Once you have taught the concepts of position holding for time, position, and distance, you are ready to introduce the corrective NO.
Slowly increase the target time goal. Increase by five-second intervals until you can consistently achieve twenty- to thirty-second sits. If your dog breaks the position, leash, correct with NO, and reposition your dog. Repeat this until your target time goal has been achieved. If your dog begins to repeatedly fail the SIT exercise, lower the target time goal by several seconds and repeat until your dog improves.
If your dog feels that the treat signals the end of the position-holding exercise, brace him on his shoulders with the palm of your left hand while he is eating the treat. Make sure he does not get up and praise. After he relaxes in the position, release him with BREAK. Alternately, when your dog gets up quickly, correct with NO and re-command with SIT. Praise and release.
Increase the distance you walk away from your dog. Walk around your dog in a circle. Change the circle direction and walk in the opposite direction. If your dog gets up and walks away, take the leash and move your dog back to the initial position, correct with NO, and re-command SIT. Repositioning your dog in the initial position is important; otherwise your dog’s respect of the position-holding rules will degrade.
When practicing SIT and DOWN position holding, don’t wait until your dog fails by breaking the command. Practice short durations and release your dog with a BREAK command before he gets up on his own. Let your dog know there is an end to the exercise. Give your dog a BREAK command before he breaks the command by himself. Start with short time intervals (five seconds, ten seconds, fifteen seconds) and increase to thirty seconds and one minute.
Position holding is the pathway to building patience. Since you began the teaching process with HEEL, that is the command most frequently practiced. Make sure to take at least a third of each practice workout for position holding. Most dogs are conditioned through the workout process to think each command lasts between three and five seconds. Practicing position holding is an opportunity to show your dog that sometimes commands last longer.
Test Position Holding
Leash tension. Command your dog to SIT. Step a few feet away from your dog. Place some light tension on the leash. Praise your dog with “good SIT” as long as your dog resists the tension on the leash. Only apply tension for a few moments. If your dog breaks the SIT, correct with NO and re-command SIT. Return the tension to the leash.

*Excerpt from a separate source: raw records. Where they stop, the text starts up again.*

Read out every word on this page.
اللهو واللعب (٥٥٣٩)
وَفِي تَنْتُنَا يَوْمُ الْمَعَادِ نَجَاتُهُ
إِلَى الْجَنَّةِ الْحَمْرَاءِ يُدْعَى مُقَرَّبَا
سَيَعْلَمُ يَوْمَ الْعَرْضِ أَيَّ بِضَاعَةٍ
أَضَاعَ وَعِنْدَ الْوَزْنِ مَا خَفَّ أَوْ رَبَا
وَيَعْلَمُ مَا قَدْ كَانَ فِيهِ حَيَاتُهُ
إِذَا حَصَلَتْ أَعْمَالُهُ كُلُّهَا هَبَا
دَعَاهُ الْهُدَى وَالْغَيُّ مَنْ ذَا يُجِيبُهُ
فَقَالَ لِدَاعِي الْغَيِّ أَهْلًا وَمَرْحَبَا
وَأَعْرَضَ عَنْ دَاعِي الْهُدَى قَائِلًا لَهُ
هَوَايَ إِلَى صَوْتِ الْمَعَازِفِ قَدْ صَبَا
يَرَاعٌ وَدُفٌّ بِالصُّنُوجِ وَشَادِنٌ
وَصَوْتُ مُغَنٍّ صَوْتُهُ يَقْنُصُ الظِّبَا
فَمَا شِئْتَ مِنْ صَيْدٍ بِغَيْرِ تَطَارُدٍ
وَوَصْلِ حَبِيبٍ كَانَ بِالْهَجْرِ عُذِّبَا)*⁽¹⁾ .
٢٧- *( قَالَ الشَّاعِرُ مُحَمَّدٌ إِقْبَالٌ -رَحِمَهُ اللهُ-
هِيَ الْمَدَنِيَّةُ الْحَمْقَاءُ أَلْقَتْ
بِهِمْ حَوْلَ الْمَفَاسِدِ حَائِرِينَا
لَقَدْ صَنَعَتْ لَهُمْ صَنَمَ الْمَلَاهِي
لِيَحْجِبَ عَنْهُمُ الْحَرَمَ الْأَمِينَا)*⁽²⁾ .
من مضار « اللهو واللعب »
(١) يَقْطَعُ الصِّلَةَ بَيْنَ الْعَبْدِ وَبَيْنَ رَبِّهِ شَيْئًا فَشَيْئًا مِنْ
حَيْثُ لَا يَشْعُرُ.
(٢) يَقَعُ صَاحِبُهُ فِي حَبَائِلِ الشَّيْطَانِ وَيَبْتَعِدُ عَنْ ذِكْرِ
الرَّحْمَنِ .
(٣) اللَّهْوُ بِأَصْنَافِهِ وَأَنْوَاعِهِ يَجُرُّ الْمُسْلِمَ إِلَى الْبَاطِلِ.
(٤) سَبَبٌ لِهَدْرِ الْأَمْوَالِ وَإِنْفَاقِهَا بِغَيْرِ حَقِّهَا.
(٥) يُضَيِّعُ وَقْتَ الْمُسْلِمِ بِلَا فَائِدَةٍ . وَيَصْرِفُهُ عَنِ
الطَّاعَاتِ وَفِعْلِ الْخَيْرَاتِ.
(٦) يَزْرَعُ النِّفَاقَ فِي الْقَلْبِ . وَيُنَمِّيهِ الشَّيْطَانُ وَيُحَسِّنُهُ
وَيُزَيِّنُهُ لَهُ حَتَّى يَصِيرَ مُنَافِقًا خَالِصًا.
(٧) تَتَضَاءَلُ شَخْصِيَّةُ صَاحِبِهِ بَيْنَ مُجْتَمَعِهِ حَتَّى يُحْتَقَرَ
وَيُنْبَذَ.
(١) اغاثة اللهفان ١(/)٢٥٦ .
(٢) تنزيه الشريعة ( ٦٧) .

As your dog improves by actively resisting, increase tension from all points around your dog. Do not pull or tug with short or choppy movements. Slowly increase the tension, and praise. Keep the duration you place tension on the leash only three or four seconds.
Fake heel. While you are at your dog’s side, step forward without giving any verbal command or signal. Your dog should remain in a SIT because you did not give either HEEL or BREAK commands. Step away slowly and only a short distance before returning to his side. Increase the speed and distance to test how well he can resist body movement and remain in the SIT.
The 20/20 exercise. Have your dog SIT for twenty complete seconds, and release with BREAK. Command the dog directly into DOWN and have him hold the DOWN for twenty full seconds. Release with BREAK. Repeating the SIT, BREAK, DOWN, BREAK exercise three times is one series of the 20/20 exercise.